Scleral plaques are diagnosed clinically, either through pen-light or slit lamp examination of the eye.[1] They are generally in the shape of a vertical, angular ellipse, averaging 2 mm in width and 5-6 mm in height.[2] In addition, calcified senile scleral plaques can be seen on CT scan. While there are many causes of periocular calcifications, including trauma, infection, tumors, and inflammation, senile scleral plaques can be distinguished based on their characteristic location posterior to the limbus and anterior to the rectus muscle insertions. Other calcifications, such as optic nerve head drusen, choroidal osteomas, and trochlear calcification can also be observed on CT scan and distinguished from senile scleral plaques based on their location.[1]

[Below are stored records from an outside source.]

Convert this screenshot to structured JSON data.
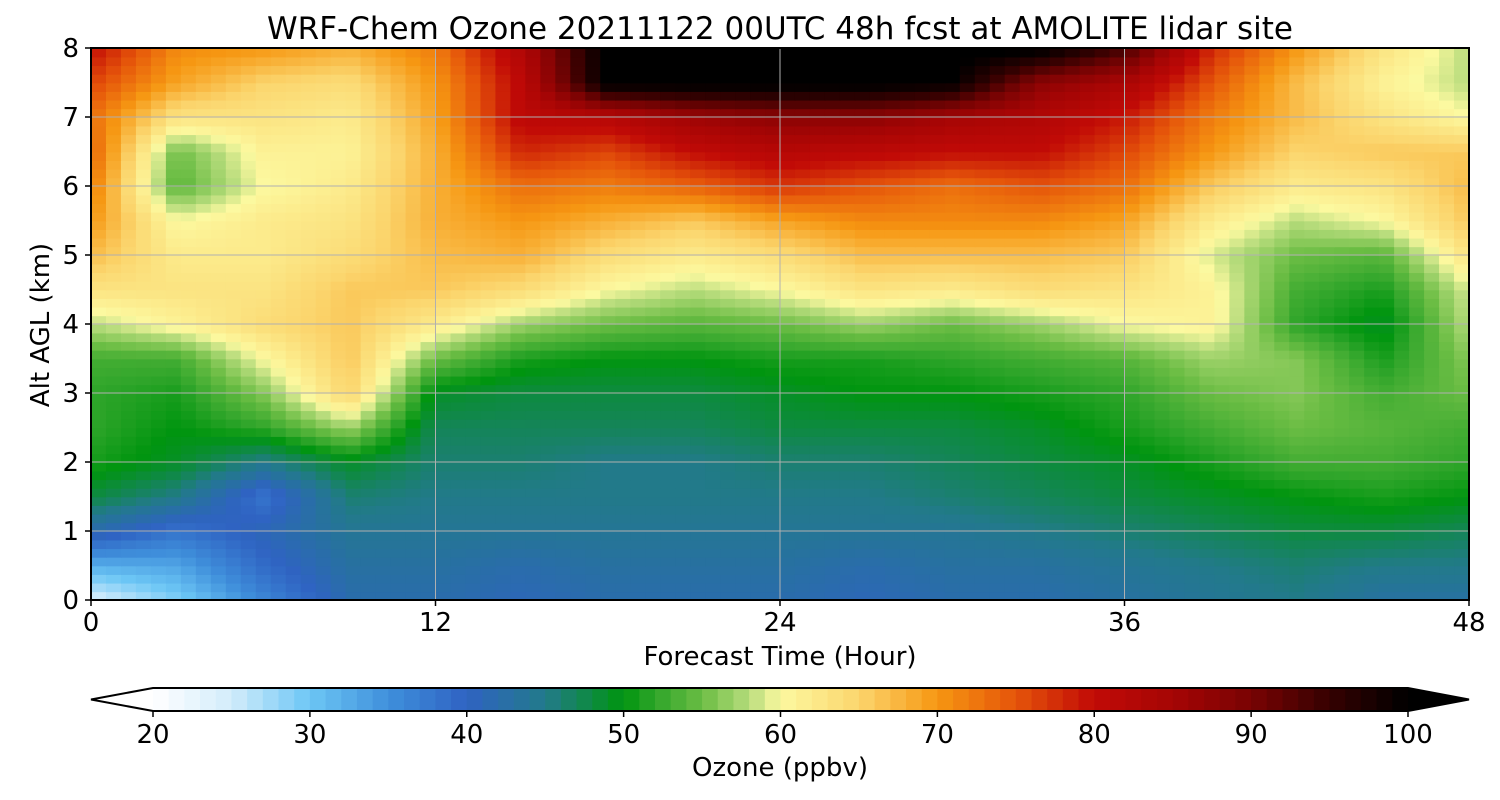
{
  "chart_data": {
    "type": "heatmap",
    "title": "WRF-Chem Ozone  20211122 00UTC 48h fcst at AMOLITE lidar site",
    "xlabel": "Forecast Time (Hour)",
    "ylabel": "Alt AGL (km)",
    "xlim": [
      0,
      48
    ],
    "ylim": [
      0,
      8
    ],
    "xticks": [
      "0",
      "12",
      "24",
      "36",
      "48"
    ],
    "yticks": [
      "0",
      "1",
      "2",
      "3",
      "4",
      "5",
      "6",
      "7",
      "8"
    ],
    "grid": true,
    "x": [
      0,
      3,
      6,
      9,
      12,
      15,
      18,
      21,
      24,
      27,
      30,
      33,
      36,
      39,
      42,
      45,
      48
    ],
    "y": [
      0,
      0.5,
      1,
      1.5,
      2,
      2.5,
      3,
      3.5,
      4,
      4.5,
      5,
      5.5,
      6,
      6.5,
      7,
      7.5,
      8
    ],
    "z": [
      [
        24,
        29,
        36,
        42,
        42,
        41,
        42,
        42,
        42,
        41,
        42,
        42,
        43,
        44,
        45,
        43,
        43
      ],
      [
        32,
        33,
        39,
        43,
        43,
        42,
        43,
        43,
        43,
        42,
        43,
        43,
        44,
        45,
        46,
        45,
        45
      ],
      [
        42,
        38,
        41,
        44,
        44,
        44,
        44,
        44,
        44,
        44,
        44,
        45,
        46,
        47,
        48,
        48,
        47
      ],
      [
        48,
        45,
        38,
        46,
        45,
        45,
        45,
        45,
        45,
        45,
        46,
        47,
        48,
        49,
        50,
        51,
        50
      ],
      [
        51,
        49,
        45,
        49,
        46,
        46,
        45,
        45,
        46,
        46,
        47,
        48,
        49,
        51,
        53,
        53,
        52
      ],
      [
        52,
        50,
        52,
        57,
        47,
        47,
        47,
        47,
        48,
        48,
        48,
        49,
        51,
        53,
        55,
        54,
        53
      ],
      [
        52,
        51,
        56,
        65,
        49,
        48,
        48,
        48,
        49,
        50,
        50,
        51,
        52,
        55,
        56,
        53,
        55
      ],
      [
        53,
        53,
        60,
        66,
        55,
        51,
        50,
        50,
        51,
        51,
        52,
        53,
        54,
        57,
        56,
        51,
        56
      ],
      [
        58,
        61,
        64,
        66,
        62,
        57,
        55,
        54,
        55,
        57,
        55,
        57,
        60,
        61,
        52,
        49,
        58
      ],
      [
        63,
        63,
        63,
        66,
        66,
        64,
        60,
        58,
        60,
        63,
        62,
        64,
        63,
        61,
        53,
        51,
        59
      ],
      [
        67,
        62,
        62,
        64,
        67,
        68,
        64,
        62,
        64,
        67,
        67,
        67,
        66,
        59,
        55,
        54,
        63
      ],
      [
        70,
        60,
        62,
        63,
        68,
        70,
        68,
        66,
        69,
        71,
        71,
        71,
        69,
        62,
        58,
        60,
        66
      ],
      [
        72,
        54,
        60,
        62,
        68,
        73,
        72,
        74,
        77,
        75,
        73,
        75,
        73,
        66,
        62,
        63,
        67
      ],
      [
        74,
        55,
        61,
        61,
        68,
        78,
        76,
        80,
        82,
        81,
        80,
        80,
        76,
        70,
        65,
        66,
        66
      ],
      [
        73,
        63,
        63,
        62,
        69,
        81,
        82,
        86,
        88,
        88,
        85,
        83,
        79,
        72,
        67,
        63,
        60
      ],
      [
        76,
        69,
        65,
        64,
        70,
        81,
        101,
        101,
        101,
        101,
        100,
        88,
        84,
        75,
        67,
        61,
        58
      ],
      [
        80,
        71,
        70,
        68,
        72,
        83,
        101,
        101,
        101,
        101,
        101,
        101,
        94,
        78,
        70,
        63,
        58
      ]
    ],
    "colorbar": {
      "label": "Ozone  (ppbv)",
      "ticks": [
        "20",
        "30",
        "40",
        "50",
        "60",
        "70",
        "80",
        "90",
        "100"
      ],
      "range": [
        20,
        100
      ],
      "extend": "both"
    }
  }
}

In extremely rare cases, a defect in the sclera can form from sequestration and expulsion of a calcified senile scleral plaque. This phenomenon is known as senile scleromalacia and its appearance must be distinguished from scleromalacia perforans.[1] Senile scleromalacia typically presents in advanced age. It is solely located anterior to the horizontal rectus muscles, appearing as a vertical, irregular, and oval shaped scleral defect covered by a thin layer of conjunctiva. It may have a glassy, yellow-grey hardened plaque residue at the base of the defect, just superficial to the uvea. There are usually both ipsilateral and contralateral senile scleral plaques present. Rheumatoid scleral nodules or rheumatic disease are absent in this condition. Histologically, the residual scleral floor is flat, thin, intact, and covered by a continuous layer of healthy epithelium. There are smooth, sharp margins, no necrosis, and minimal inflammation. Finally, the floor of the lesion and surrounding sclera show normal fibrillar architecture and birefringence with loss of cellularity.[2]

However, unlike senile scleromalacia, scleromalacia perforans often presents in patients with less advanced age, can involve any part of the anterior sclera, will result in a bare uvea at the base of the defect, is not associated with senile scleral plaques, develops from a necrotizing scleritis, and is histologically characterized by necrosis of the affected sclera such that the lesion has poorly defined borders. The necrotic granulomatous inflammation of scleromalacia perforans often spreads into the uvea and scleral tissue surrounding the lesion. Despite the differences between senile scleromalacia and scleromalacia perforans, the early clinical manifestations of these conditions may be quite similar. Both are initially painless and exhibit minimal inflammation, and it is possible that numerous cases of senile scleromalacia have been misdiagnosed as scleromalacia perforans.[2]


Because scleral plaques are usually an incidental finding and asymptomatic, they are not treated.[1] However, cases of senile scleromalacia in which a scleral defect poses a high risk of spontaneous perforation can be treated surgically with scleral graft placement over the defect.[5] Finally, plaque calcification may complicate surgical treatment of other ocular diseases by increasing the affected sclera’s resistance to incision.[6]


  1. 1.0 1.1 1.2 1.3 1.4 1.5 1.6 1.7 1.8 Alorainy. (2000). Senile scleral plaques: CT. Neuroradiology, 42, 145-148
  2. 2.0 2.1 2.2 2.3 2.4 2.5 Manschot, W. A. (1978). Senile scleral plaques and senile scleromalacia. British Journal of Ophthalmology, 62, 376-380
  3. Gossner J & Larsen J. (2009). Calcified senile scleral plaques. Journal of Neuroradiology, 36, 119-20. 
  4. 4.0 4.1 4.2 Scroggs, M. W. & Klintworth, G. K. (1991). Senile scleral plaques: a histopathologic study using energy-dispersive x-ray microanalysis. Human Pathology, 22, 557-562.
  5. Carroll, C. P., Peyman, G. A., Raichand, M. (1980). Surgical management of senile scleromalacia. Ophthalmic Surgery, 11(10), 719-721.
  6. Klien-Moncreiff, B. (1932). Isolated foci of calcification in the sclera: anatomic and clinical aspects. Archives of Ophthalmology, 7(5), 757-762.